BGH Hinweisbeschluss v. 24.3.2011, Az. I ZR 108/09 - TÜV und Urteil vom 17.8.2011 - TÜV II

Am 24.3.3011 und am 17.8.2011 hatte der BGH in einem Hinweisbeschluss (Az. I ZR 108/09) und dem anschließenden Urteil zum Streitgegenstandsbegriff im Kennzeichenrecht Stellung genommen. Es ging vereinfacht um folgende Frage:

Wenn sich ein Kläger auf drei verschiedene Marken und ein Unternehmenskennzeichen stützt und letztendlich mit einem der vier Zeichen Erfolg hat - muss dann der Beklagte die gesamten Kosten des Verfahrens bezahlen oder nur eine eventuell viel geringere verhältnismäßige Quote?

Bisher hatten die meisten Instanzgerichte im gewerblichen Rechtsschutz stillschweigend dem Beklagten auch dann die gesamten Kosten eines Rechtsstreits auferlegt, wenn der Kläger nur mit einem Teil seiner Anspruchsbegründung den beantragten Erfolg (z. B. Unterlassung) hatte. Ende gut alles gut war die Devise der Gerichte und stand im groben Widerspruch zum zivilprozessualen Bestimmtheitsgebot: Wer einen Kaufpreis einklagt, kann sich eben nicht wahlweise auf einen Verkauf und eine Miete stützen.

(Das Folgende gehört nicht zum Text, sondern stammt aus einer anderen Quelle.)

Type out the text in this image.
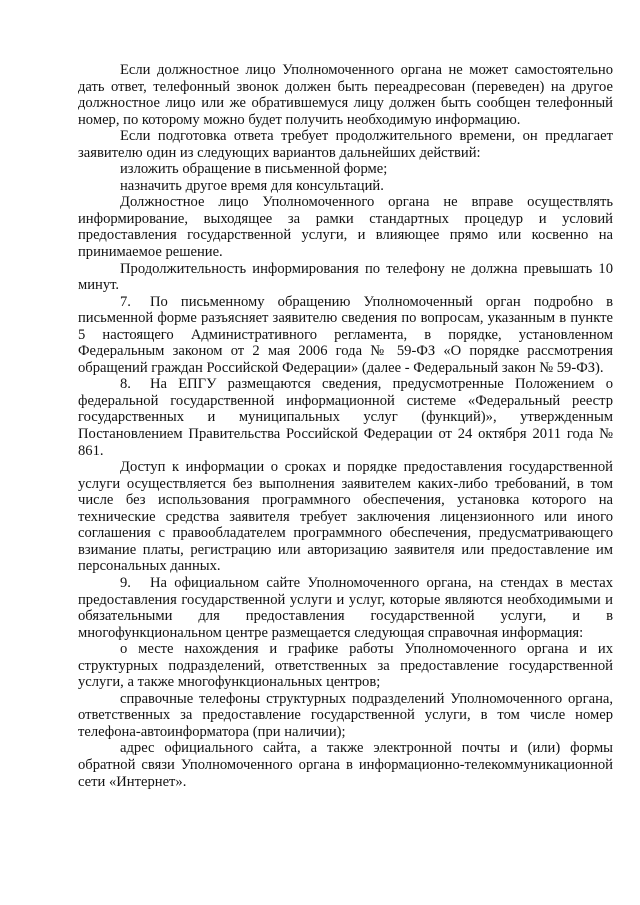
Если должностное лицо Уполномоченного органа не может самостоятельно дать ответ, телефонный звонок должен быть переадресован (переведен) на другое должностное лицо или же обратившемуся лицу должен быть сообщен телефонный номер, по которому можно будет получить необходимую информацию.

Если подготовка ответа требует продолжительного времени, он предлагает заявителю один из следующих вариантов дальнейших действий:

изложить обращение в письменной форме;

назначить другое время для консультаций.

Должностное лицо Уполномоченного органа не вправе осуществлять информирование, выходящее за рамки стандартных процедур и условий предоставления государственной услуги, и влияющее прямо или косвенно на принимаемое решение.

Продолжительность информирования по телефону не должна превышать 10 минут.

7. По письменному обращению Уполномоченный орган подробно в письменной форме разъясняет заявителю сведения по вопросам, указанным в пункте 5 настоящего Административного регламента, в порядке, установленном Федеральным законом от 2 мая 2006 года № 59-ФЗ «О порядке рассмотрения обращений граждан Российской Федерации» (далее - Федеральный закон № 59-ФЗ).

8. На ЕПГУ размещаются сведения, предусмотренные Положением о федеральной государственной информационной системе «Федеральный реестр государственных и муниципальных услуг (функций)», утвержденным Постановлением Правительства Российской Федерации от 24 октября 2011 года № 861.

Доступ к информации о сроках и порядке предоставления государственной услуги осуществляется без выполнения заявителем каких-либо требований, в том числе без использования программного обеспечения, установка которого на технические средства заявителя требует заключения лицензионного или иного соглашения с правообладателем программного обеспечения, предусматривающего взимание платы, регистрацию или авторизацию заявителя или предоставление им персональных данных.

9. На официальном сайте Уполномоченного органа, на стендах в местах предоставления государственной услуги и услуг, которые являются необходимыми и обязательными для предоставления государственной услуги, и в многофункциональном центре размещается следующая справочная информация:

о месте нахождения и графике работы Уполномоченного органа и их структурных подразделений, ответственных за предоставление государственной услуги, а также многофункциональных центров;

справочные телефоны структурных подразделений Уполномоченного органа, ответственных за предоставление государственной услуги, в том числе номер телефона-автоинформатора (при наличии);

адрес официального сайта, а также электронной почты и (или) формы обратной связи Уполномоченного органа в информационно-телекоммуникационной сети «Интернет».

Dem hat der BGH nun Rechnung getragen: Wenn sich eine Klage auf verschiedene rechtliche Gründe stützt und der Kläger nur mit einer von mehreren davon Erfolg hat, muss auch der Beklagte nur einen verhältnismäßigen Teil der Prozesskosten tragen.

Konsequenzen für die Abmahnkosten

Diese Entscheidung hat auch Konsequenzen für die Kosten einer Abmahnung. Denn der BGH hatte bereits mit Urteil vom 10.12.2009 (Az. I ZR 149/07 - Sondernewsletter) entschieden, dass Abmahnkosten einer teilweise berechtigten Abmahnung nur teilweise zu ersetzen sind. In dem Fall waren nur zwei von drei beanstandeten Werbeaussagen auch tatsächlich wettbewerbswidrig. Der BGH hatte also auch nur 2/3 der Abmahnkosten als erstattungsfähig angesehen.

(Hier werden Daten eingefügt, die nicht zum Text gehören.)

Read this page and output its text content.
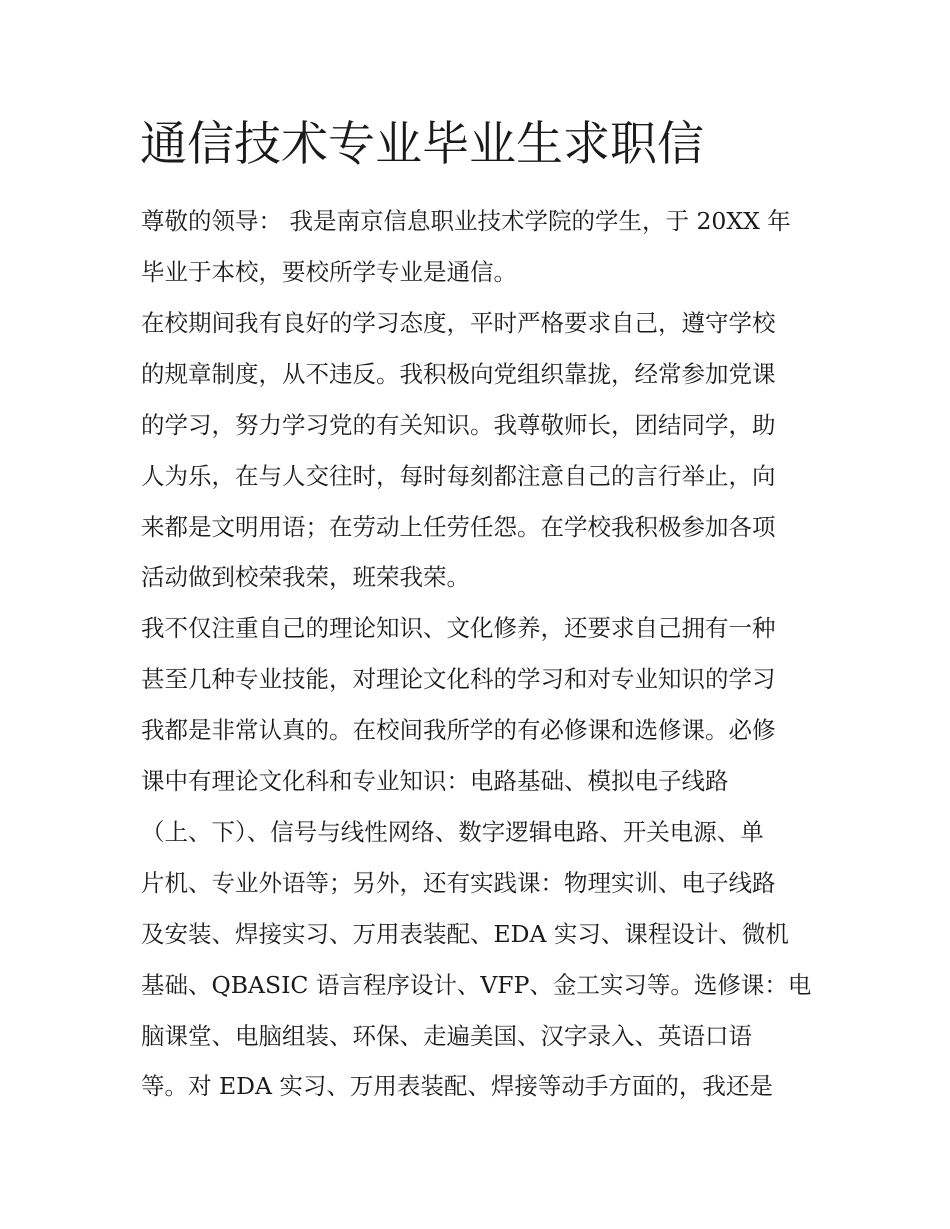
通信技术专业毕业生求职信

尊敬的领导： 我是南京信息职业技术学院的学生，于 20XX 年

毕业于本校，要校所学专业是通信。

在校期间我有良好的学习态度，平时严格要求自己，遵守学校

的规章制度，从不违反。我积极向党组织靠拢，经常参加党课

的学习，努力学习党的有关知识。我尊敬师长，团结同学，助

人为乐，在与人交往时，每时每刻都注意自己的言行举止，向

来都是文明用语；在劳动上任劳任怨。在学校我积极参加各项

活动做到校荣我荣，班荣我荣。

我不仅注重自己的理论知识、文化修养，还要求自己拥有一种

甚至几种专业技能，对理论文化科的学习和对专业知识的学习

我都是非常认真的。在校间我所学的有必修课和选修课。必修

课中有理论文化科和专业知识：电路基础、模拟电子线路

（上、下）、信号与线性网络、数字逻辑电路、开关电源、单

片机、专业外语等；另外，还有实践课：物理实训、电子线路

及安装、焊接实习、万用表装配、EDA 实习、课程设计、微机

基础、QBASIC 语言程序设计、VFP、金工实习等。选修课：电

脑课堂、电脑组装、环保、走遍美国、汉字录入、英语口语

等。对 EDA 实习、万用表装配、焊接等动手方面的，我还是
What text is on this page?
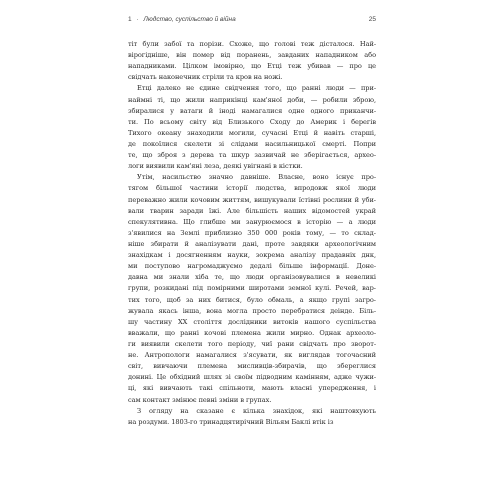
1 · Людство, суспільство й війна	25
тіт були забої та порізи. Схоже, що голові теж дісталося. Най-
вірогідніше, він помер від поранень, завданих нападником або
нападниками. Цілком імовірно, що Етці теж убивав — про це
свідчать наконечник стріли та кров на ножі.
Етці далеко не єдине свідчення того, що ранні люди — при-
наймні ті, що жили наприкінці кам'яної доби, — робили зброю,
збиралися у ватаги й іноді намагалися одне одного приканчи-
ти. По всьому світу від Близького Сходу до Америк і берегів
Тихого океану знаходили могили, сучасні Етці й навіть старші,
де покоїлися скелети зі слідами насильницької смерті. Попри
те, що зброя з дерева та шкур зазвичай не зберігається, архео-
логи виявили кам'яні леза, деякі увігнані в кістки.
Утім, насильство значно давніше. Власне, воно існує про-
тягом більшої частини історії людства, впродовж якої люди
переважно жили кочовим життям, вишукували їстівні рослини й уби-
вали тварин заради їжі. Але більшість наших відомостей украй
спекулятивна. Що глибше ми занурюємося в історію — а люди
з'явилися на Землі приблизно 350 000 років тому, — то склад-
ніше збирати й аналізувати дані, проте завдяки археологічним
знахідкам і досягненням науки, зокрема аналізу прадавніх днк,
ми поступово нагромаджуємо дедалі більше інформації. Доне-
давна ми знали хіба те, що люди організовувалися в невеликі
групи, розкидані під помірними широтами земної кулі. Речей, вар-
тих того, щоб за них битися, було обмаль, а якщо групі загро-
жувала якась інша, вона могла просто перебратися деінде. Біль-
шу частину XX століття дослідники витоків нашого суспільства
вважали, що ранні кочові племена жили мирно. Однак археоло-
ги виявили скелети того періоду, чиї рани свідчать про зворот-
не. Антропологи намагалися з'ясувати, як виглядав тогочасний
світ, вивчаючи племена мисливців-збирачів, що збереглися
донині. Це обхідний шлях зі своїм підводним камінням, адже чужи-
ці, які вивчають такі спільноти, мають власні упередження, і
сам контакт змінює певні зміни в групах.
З огляду на сказане є кілька знахідок, які наштовхують
на роздуми. 1803-го тринадцятирічний Вільям Баклі втік із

Tipp: Gerade Inhaber von mehreren Schutzrechten hatten die Gerichte gerne mit allen denkbaren Schutzrechten bombardiert in der Hoffnung, dass ein Schutzrecht zum Ziel führt. Diese Zeiten sind nun vorbei. Wer nicht eine teilweise Kostentragung riskieren will, muss seine Anspruchsgründe künftig sorgfältig auswählen und prüfen. Dies wird er auch schon in der Abmahnung machen müssen.